Santos: Pedro de Zúñiga, Lucio, Ceada, obispos; Jovino, Basileo, Pablo, Heraclio, Secundila, Jenara, Absalón, Lorgio, mártires; Andrónico, Atanasia, confesores; Fridolino, abad; Simplicio, papa; beata Ángela de la Cruz, fundadora de las HH. de la Cruz.

Por ahí se las ve de vez en cuando sin amilanarse ante la meteorología que predijo el último parte; aguantan con sonrisa en la cara y sin quejas el calor del verano bien metidas en sus ropas de todo tiempo nada refrigeradas y bendicen a Dios por el frío del invierno que también suele hacerles daño en los pies metidos en las alpargatas pobres que calzan sin prestar abrigo; van con su manto marrón y toca fija muy blanca de un sitio a otro, de dos en dos, en silencio, recogidas y… ¡a lo suyo!… La gente las llama «las Hermanas de la Cruz». Para muchos son unas monjas más ante las que no se presta más atención que la de contemplar un número extraño por la vestimenta; para otros no dejan de ser el exponente anacrónico cada día más extraño de un tiempo ya pasado no solo en su continuidad, sino también en las motivaciones; otros les perdonan la vida en un alarde de generosidad democrática; también hay quienes sonríen entre divertidos y compasivos o caminando entre la ironía y la altivez; los menos, al verlas, saben que aún está vivo el Evangelio.

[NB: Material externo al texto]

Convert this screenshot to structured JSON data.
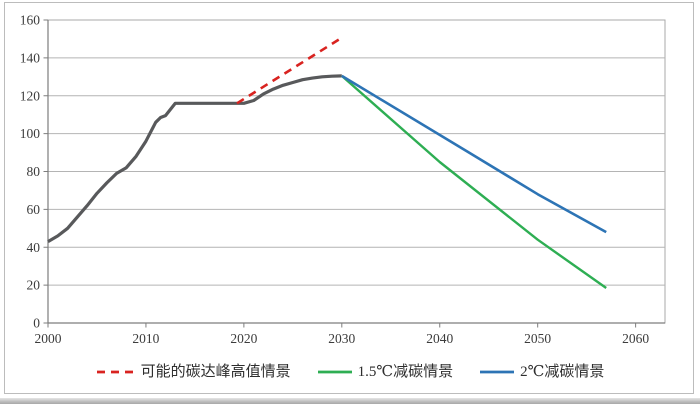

Sea como sea, ellas van a lo suyo. Y lo suyo es lo de los otros; apurando, lo suyo es lo de Dios.

Ángela nació en Sevilla el día 30 de enero de 1846 y se bautizó justo a los tres días después, según lo atestigua el archivo parroquial de Santa Lucía.

Su familia era pobre, honrada y trabajadora. A Ángela le llegó la hora de arrimar el hombro a las cargas familiares y se puso a trabajar en un taller de zapatería, cosa que recordará siempre con simpatía.

Comenzó a notar especial llamada de Dios para una entrega más fiel en una época en que prima en la sociedad española el afán de riqueza, poder y soberbia con una dosis fuerte de sensualidad y olvido consiguiente de Dios.

Ayudada por la guía espiritual del canónigo de la Catedral Hispalense, Padre Torres Padilla, va descubriendo –en ámbito de estricta piedad y penitencia– por dónde se están clarificando los designios de Dios. Intuye que la llama el Señor a dar testimonio de pobreza y desprendimiento en la tierra y el camino han de ser los pobres del mundo; un terreno cuyo ambiente ella bien conoce.

Comienza una Institución con tres compañeras que ya van participando de los mismos deseos. La pretensión será servir a los pobres haciéndose pobre como ellos y llegando a considerarlos como sus señores. Buscó al pobre en su casa. Descubrió dónde había enfermos más necesitados para atenderlos allí con el calor del propio hogar. Fue Dios quien le marcó el camino de la cruz y del sufrimiento, invitándola a poner su morada en el Calvario, a lo que ella respondió sin reservas. Solo desde el enamoramiento de Jesucristo se puede entender la heroica caridad de «la zapaterita» con los pobres; esa caridad que exige la previa renuncia al propio yo.

Fundó las Hermanas de la Compañía de la Cruz, dedicadas a la asistencia y socorro tanto espiritual como material de los desheredados del mundo desde la más estricta y exigente vida de pobreza, oración y penitencia vivida en comunidad, como lo consigna la Santa Regla.

A su muerte, en el año 1932, ha dado un testimonio de exquisita caridad evangélica y deja tras de sí una familia religiosa que amplía sus casas, traspasa fronteras y dedica con alegría lo mejor de sus fuerzas a vivir el carisma fundacional de extender el Evangelio y procurar la salvación de las almas con sus medios específicos consistentes en visitar en sus domicilios a los enfermos más solos y pobres, dándoles compañía, consuelo y ánimo para ejercitar las virtudes cristianas; si hace falta, ponen remedio material a sus necesidades, aunque para ello haya que pedir limosna; no descuidan velar a los enfermos en sus casas por la noche cuando su presencia es necesaria, y prestan atención a las niñas que puedan estar desamparadas.

El día 5 de noviembre de 1982 fue beatificada en Sevilla por el papa Juan Pablo II.

La Iglesia, en cada época, se hace creíble por la caridad, que es el signo distintivo de los discípulos.